This article presents findings from a systematic literature review of empirical examples of water injustice and responses to it in the context of a changing climate across OECD countries, and reflects on their implications for research and practice.
Hydropower development in Colombia, promoted for national energy security, has led to the displacement of hundreds of families and the loss of agricultural and fishing livelihoods due to changes in local microclimates.
Hydroelectric in Huila, Colombia. Photo: EGT / Getty Images
Climate change intensifies droughts and floods, altering the supply and demand of water resources in ways that may produce or reproduce water injustice. Understanding where, when, and how these injustices emerge is critical to ensure fair water governance. Using a systemic literature review, this paper seeks to advance research on water governance by compiling and analyzing empirical examples of water injustice in a changing climate across OECD river basins.
The review finds a predominant focus on water scarcity. Manifestations of water injustice vary across contexts, and responses are insufficient to address their root causes. Water injustice is for the most part operationalised in ways that integrate distributional, procedural, and recognitional dimensions.
The literature highlights four distributive water injustices, including maladaptive outcomes, unequal adaptive capacities, unjust energy transitions, and state and industry priorities. Two procedural water injustices emerge, namely historical exclusion from water governance and practical barriers to participation. Participatory interventions are put forward as a response.
The literature on recognitional water injustices points to the misrecognition of Indigenous ontologies and epistemologies, local knowledge, and root causes of water injustice.

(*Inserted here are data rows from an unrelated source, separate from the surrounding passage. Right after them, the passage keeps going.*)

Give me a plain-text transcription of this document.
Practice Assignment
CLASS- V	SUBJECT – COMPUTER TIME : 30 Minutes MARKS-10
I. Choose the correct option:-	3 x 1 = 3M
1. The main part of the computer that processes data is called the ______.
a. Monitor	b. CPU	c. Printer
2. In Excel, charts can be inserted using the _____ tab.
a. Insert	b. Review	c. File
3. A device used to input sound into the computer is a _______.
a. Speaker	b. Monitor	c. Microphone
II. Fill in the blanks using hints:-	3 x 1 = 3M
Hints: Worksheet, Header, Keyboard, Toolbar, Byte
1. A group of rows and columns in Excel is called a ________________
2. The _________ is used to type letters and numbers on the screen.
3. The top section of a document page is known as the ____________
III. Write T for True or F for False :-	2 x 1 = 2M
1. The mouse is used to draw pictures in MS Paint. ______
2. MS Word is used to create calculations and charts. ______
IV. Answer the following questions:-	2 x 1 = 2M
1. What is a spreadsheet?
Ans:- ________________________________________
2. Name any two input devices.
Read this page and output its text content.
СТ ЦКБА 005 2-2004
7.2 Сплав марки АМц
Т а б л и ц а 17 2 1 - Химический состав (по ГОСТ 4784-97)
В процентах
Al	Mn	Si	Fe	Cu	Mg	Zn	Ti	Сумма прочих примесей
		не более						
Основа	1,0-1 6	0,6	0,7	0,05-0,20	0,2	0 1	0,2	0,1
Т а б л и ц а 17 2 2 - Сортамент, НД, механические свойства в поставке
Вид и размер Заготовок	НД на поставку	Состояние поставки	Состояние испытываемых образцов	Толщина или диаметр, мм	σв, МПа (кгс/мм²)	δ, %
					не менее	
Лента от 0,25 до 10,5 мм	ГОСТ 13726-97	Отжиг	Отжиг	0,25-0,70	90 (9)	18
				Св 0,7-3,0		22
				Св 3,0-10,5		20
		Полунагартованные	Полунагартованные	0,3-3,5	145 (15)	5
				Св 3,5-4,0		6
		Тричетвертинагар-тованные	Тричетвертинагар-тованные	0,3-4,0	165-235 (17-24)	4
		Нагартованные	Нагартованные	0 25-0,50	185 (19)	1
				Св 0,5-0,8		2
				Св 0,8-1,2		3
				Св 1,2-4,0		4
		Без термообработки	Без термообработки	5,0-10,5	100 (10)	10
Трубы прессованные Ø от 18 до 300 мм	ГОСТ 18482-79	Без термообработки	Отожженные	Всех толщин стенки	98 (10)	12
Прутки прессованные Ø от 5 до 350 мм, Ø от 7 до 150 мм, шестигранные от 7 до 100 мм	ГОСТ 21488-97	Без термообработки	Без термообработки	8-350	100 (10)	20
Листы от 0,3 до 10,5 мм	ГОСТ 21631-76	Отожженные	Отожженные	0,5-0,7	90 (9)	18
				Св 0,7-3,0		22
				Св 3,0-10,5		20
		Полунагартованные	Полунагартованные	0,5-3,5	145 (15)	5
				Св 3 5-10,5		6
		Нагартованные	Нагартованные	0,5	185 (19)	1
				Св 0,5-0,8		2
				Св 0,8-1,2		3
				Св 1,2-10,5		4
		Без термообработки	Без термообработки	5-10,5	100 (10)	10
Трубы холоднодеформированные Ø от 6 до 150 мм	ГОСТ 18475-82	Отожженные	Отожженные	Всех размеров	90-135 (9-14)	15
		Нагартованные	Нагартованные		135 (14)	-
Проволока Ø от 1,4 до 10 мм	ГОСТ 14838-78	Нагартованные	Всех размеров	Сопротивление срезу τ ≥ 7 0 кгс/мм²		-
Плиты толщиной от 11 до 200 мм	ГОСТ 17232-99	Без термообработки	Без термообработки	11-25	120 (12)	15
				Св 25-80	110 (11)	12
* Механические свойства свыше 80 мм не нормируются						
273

These findings lead to four recommendation for future research and practice: (1) take the local context seriously when researching and addressing water injustice, (2) adopt a systems perspective, (3) accelerate societal transformations to tackle the root causes of water injustice, and (4) address underexplored research areas including unintended consequences emerging from participatory interventions, epistemic injustices in water governance, social vulnerability and water (in)justice, and implications of maladaptation for water injustice.